The Maracana and Messi the messiah
I had the honor of making a long awaited pilgrimage to the legendary Maracana stadium the other day, the arena where the great Pele and his cohorts Didi, Garrincha, Rivelino, Jairzinho… inscribed in memory all that is great about the beautiful game. An extraordinary experience to be standing there and imagining all the magical football that has been played on that pitch. I was there for the Argentina – Bosnia match and Messi, the diminutive Argentine genius decided to add to the magic of Maracana.
After a fortunate early Argentine goal, the match slumped into a monotonous affair, with both sides struggling to find rhythm. Then midway into the second half Messi suddenly came to life as he dropped to the mid-line, received the ball and accelerated down the right wing. He slowed temporarily to combine with teammate Higuain via a neat give-and-go and then re-accelerated cutting inwards to dismiss a flailing final defender with a deft exterior touch before placing the ball into the far left corner with that low curved shot that is his trademark. The ball kissed the post and died in the opposite side of net. The suddenness of the action was stunning and the whole Maracana fell down to worship him, Bosnian fans included. As Messi goes, so does the highly regarded Argentina, for Messi is their messiah.

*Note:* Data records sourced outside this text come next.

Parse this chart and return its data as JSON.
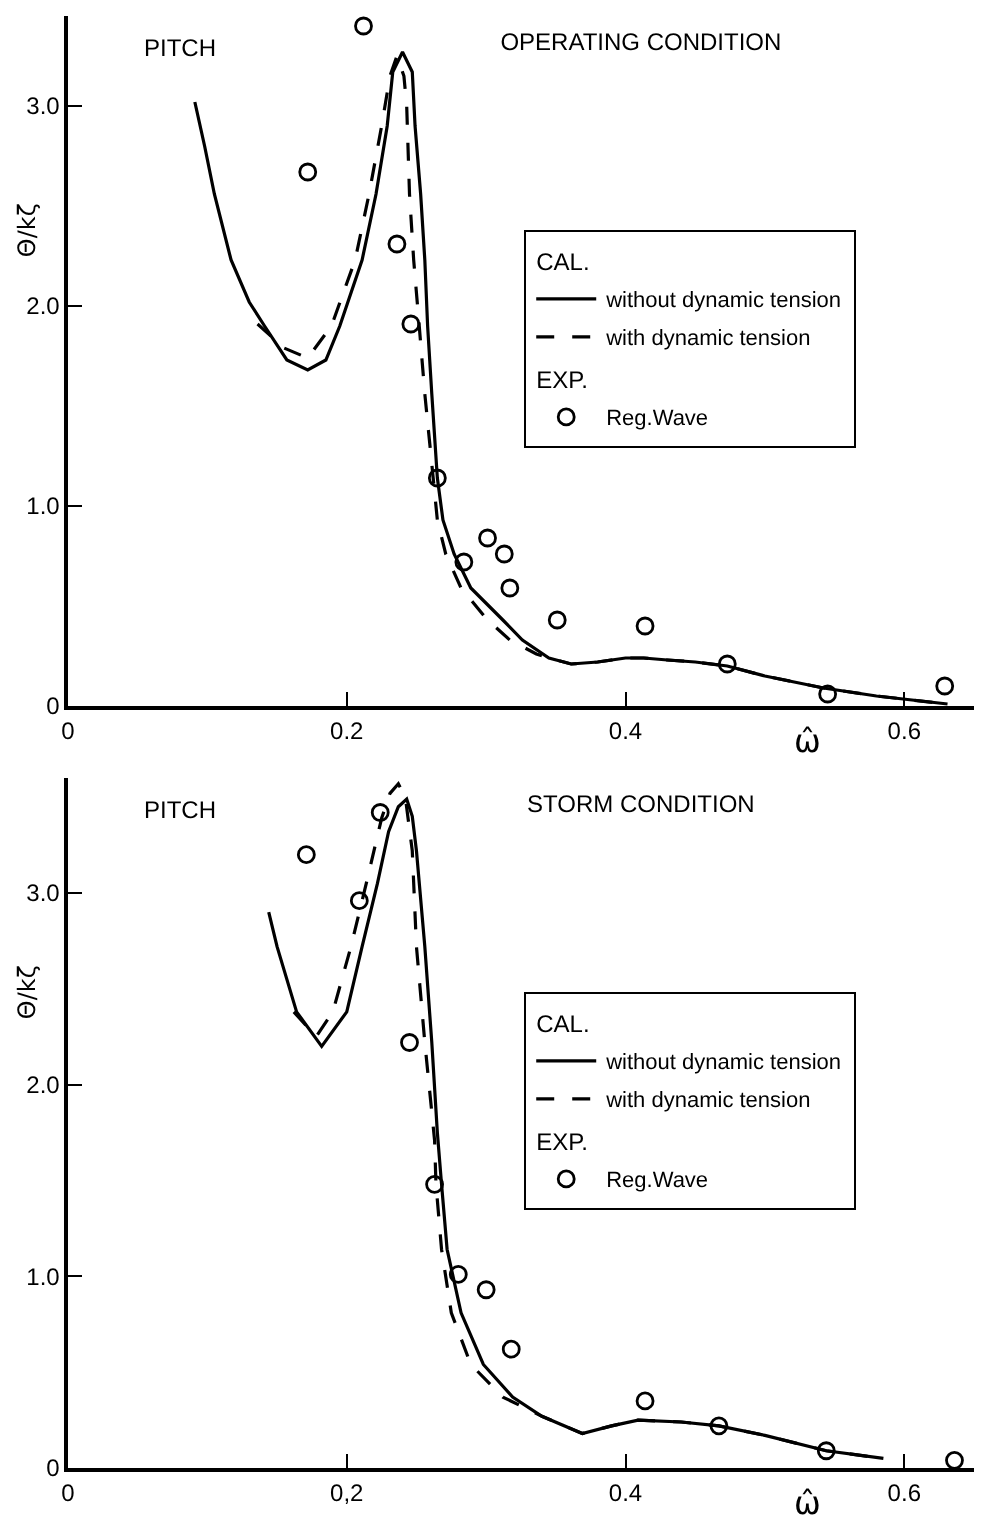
{
  "chart_data": [
    {
      "type": "line",
      "title": "OPERATING CONDITION",
      "xlabel": "ω̂",
      "ylabel": "Θ/kζ",
      "annotations": [
        "PITCH",
        "CAL.",
        "EXP."
      ],
      "xlim": [
        0,
        0.65
      ],
      "ylim": [
        0,
        3.45
      ],
      "xticks": [
        0,
        0.2,
        0.4,
        0.6
      ],
      "yticks": [
        0,
        {
          "value": 1,
          "label": "1.0"
        },
        {
          "value": 2,
          "label": "2.0"
        },
        {
          "value": 3,
          "label": "3.0"
        }
      ],
      "legend": "right",
      "series": [
        {
          "name": "without dynamic tension",
          "line_style": "solid",
          "color": "#000000",
          "x": [
            0.091,
            0.098,
            0.105,
            0.117,
            0.13,
            0.141,
            0.157,
            0.172,
            0.185,
            0.195,
            0.211,
            0.221,
            0.229,
            0.233,
            0.24,
            0.247,
            0.249,
            0.253,
            0.256,
            0.258,
            0.261,
            0.265,
            0.269,
            0.277,
            0.289,
            0.312,
            0.326,
            0.345,
            0.361,
            0.38,
            0.4,
            0.413,
            0.43,
            0.45,
            0.473,
            0.5,
            0.542,
            0.58,
            0.631
          ],
          "values": [
            3.02,
            2.8,
            2.56,
            2.23,
            2.02,
            1.9,
            1.73,
            1.68,
            1.73,
            1.9,
            2.23,
            2.56,
            2.9,
            3.17,
            3.27,
            3.17,
            2.9,
            2.56,
            2.23,
            1.9,
            1.56,
            1.14,
            0.93,
            0.76,
            0.59,
            0.43,
            0.33,
            0.24,
            0.21,
            0.22,
            0.24,
            0.24,
            0.23,
            0.22,
            0.2,
            0.15,
            0.09,
            0.05,
            0.01
          ]
        },
        {
          "name": "with dynamic tension",
          "line_style": "dashed",
          "color": "#000000",
          "x": [
            0.136,
            0.155,
            0.172,
            0.189,
            0.206,
            0.216,
            0.225,
            0.231,
            0.236,
            0.241,
            0.243,
            0.245,
            0.248,
            0.252,
            0.256,
            0.262,
            0.265,
            0.271,
            0.282,
            0.301,
            0.317,
            0.336,
            0.345,
            0.361,
            0.38,
            0.4,
            0.413,
            0.43,
            0.45,
            0.473,
            0.5,
            0.542,
            0.58,
            0.631
          ],
          "values": [
            1.91,
            1.79,
            1.74,
            1.9,
            2.23,
            2.56,
            2.9,
            3.15,
            3.25,
            3.15,
            3.0,
            2.56,
            2.23,
            1.9,
            1.56,
            1.14,
            0.93,
            0.76,
            0.59,
            0.43,
            0.33,
            0.26,
            0.24,
            0.21,
            0.22,
            0.24,
            0.24,
            0.23,
            0.22,
            0.2,
            0.15,
            0.09,
            0.05,
            0.01
          ]
        },
        {
          "name": "Reg.Wave",
          "type": "scatter",
          "marker": "circle",
          "color": "#000000",
          "x": [
            0.172,
            0.212,
            0.236,
            0.246,
            0.265,
            0.284,
            0.301,
            0.313,
            0.317,
            0.351,
            0.414,
            0.473,
            0.545,
            0.629
          ],
          "values": [
            2.67,
            3.4,
            2.31,
            1.91,
            1.14,
            0.72,
            0.84,
            0.76,
            0.59,
            0.43,
            0.4,
            0.21,
            0.06,
            0.1
          ]
        }
      ]
    },
    {
      "type": "line",
      "title": "STORM CONDITION",
      "xlabel": "ω̂",
      "ylabel": "Θ/kζ",
      "annotations": [
        "PITCH",
        "CAL.",
        "EXP."
      ],
      "xlim": [
        0,
        0.65
      ],
      "ylim": [
        0,
        3.6
      ],
      "xticks": [
        0,
        {
          "value": 0.2,
          "label": "0,2"
        },
        0.4,
        0.6
      ],
      "yticks": [
        0,
        {
          "value": 1,
          "label": "1.0"
        },
        {
          "value": 2,
          "label": "2.0"
        },
        {
          "value": 3,
          "label": "3.0"
        }
      ],
      "legend": "right",
      "series": [
        {
          "name": "without dynamic tension",
          "line_style": "solid",
          "color": "#000000",
          "x": [
            0.144,
            0.15,
            0.164,
            0.182,
            0.2,
            0.211,
            0.222,
            0.23,
            0.237,
            0.243,
            0.247,
            0.25,
            0.256,
            0.261,
            0.265,
            0.268,
            0.272,
            0.282,
            0.298,
            0.319,
            0.34,
            0.369,
            0.39,
            0.409,
            0.44,
            0.467,
            0.5,
            0.544,
            0.585
          ],
          "values": [
            2.9,
            2.72,
            2.38,
            2.2,
            2.38,
            2.72,
            3.05,
            3.32,
            3.45,
            3.49,
            3.4,
            3.22,
            2.72,
            2.22,
            1.75,
            1.48,
            1.14,
            0.81,
            0.54,
            0.37,
            0.27,
            0.18,
            0.22,
            0.25,
            0.24,
            0.22,
            0.17,
            0.09,
            0.05
          ]
        },
        {
          "name": "with dynamic tension",
          "line_style": "dashed",
          "color": "#000000",
          "x": [
            0.162,
            0.178,
            0.19,
            0.203,
            0.214,
            0.225,
            0.231,
            0.237,
            0.242,
            0.247,
            0.25,
            0.256,
            0.263,
            0.264,
            0.268,
            0.275,
            0.289,
            0.312,
            0.326,
            0.34,
            0.369,
            0.39,
            0.409,
            0.44,
            0.467,
            0.5,
            0.544,
            0.585
          ],
          "values": [
            2.38,
            2.25,
            2.38,
            2.72,
            3.05,
            3.39,
            3.52,
            3.57,
            3.5,
            3.22,
            2.72,
            2.22,
            1.71,
            1.48,
            1.14,
            0.81,
            0.54,
            0.37,
            0.32,
            0.27,
            0.18,
            0.22,
            0.25,
            0.24,
            0.22,
            0.17,
            0.09,
            0.05
          ]
        },
        {
          "name": "Reg.Wave",
          "type": "scatter",
          "marker": "circle",
          "color": "#000000",
          "x": [
            0.171,
            0.209,
            0.224,
            0.245,
            0.263,
            0.28,
            0.3,
            0.318,
            0.414,
            0.467,
            0.544,
            0.636
          ],
          "values": [
            3.2,
            2.96,
            3.42,
            2.22,
            1.48,
            1.01,
            0.93,
            0.62,
            0.35,
            0.22,
            0.09,
            0.04
          ]
        }
      ]
    }
  ]
}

All Brazilian fans still state unequivocally that the Selecao will win this World Cup at home. I also feel Brazil has quite a strong chance of doing so, but it must find its inspiration soon to begin a prompt ascent. For along with the Netherlands and Argentina, traditional tournament teams Germany and Italy have also started well. Insert a rising Chili, buoyant Colombia and it is clear that many other nations have equally lofty ambitions. I do now sense a slight tenseness in the air and I am all too aware of the complexities, contradictions and unpredictability inherent in this beautiful game. The one truth I have learned following it the better part of my life is that…nothing is certain in football.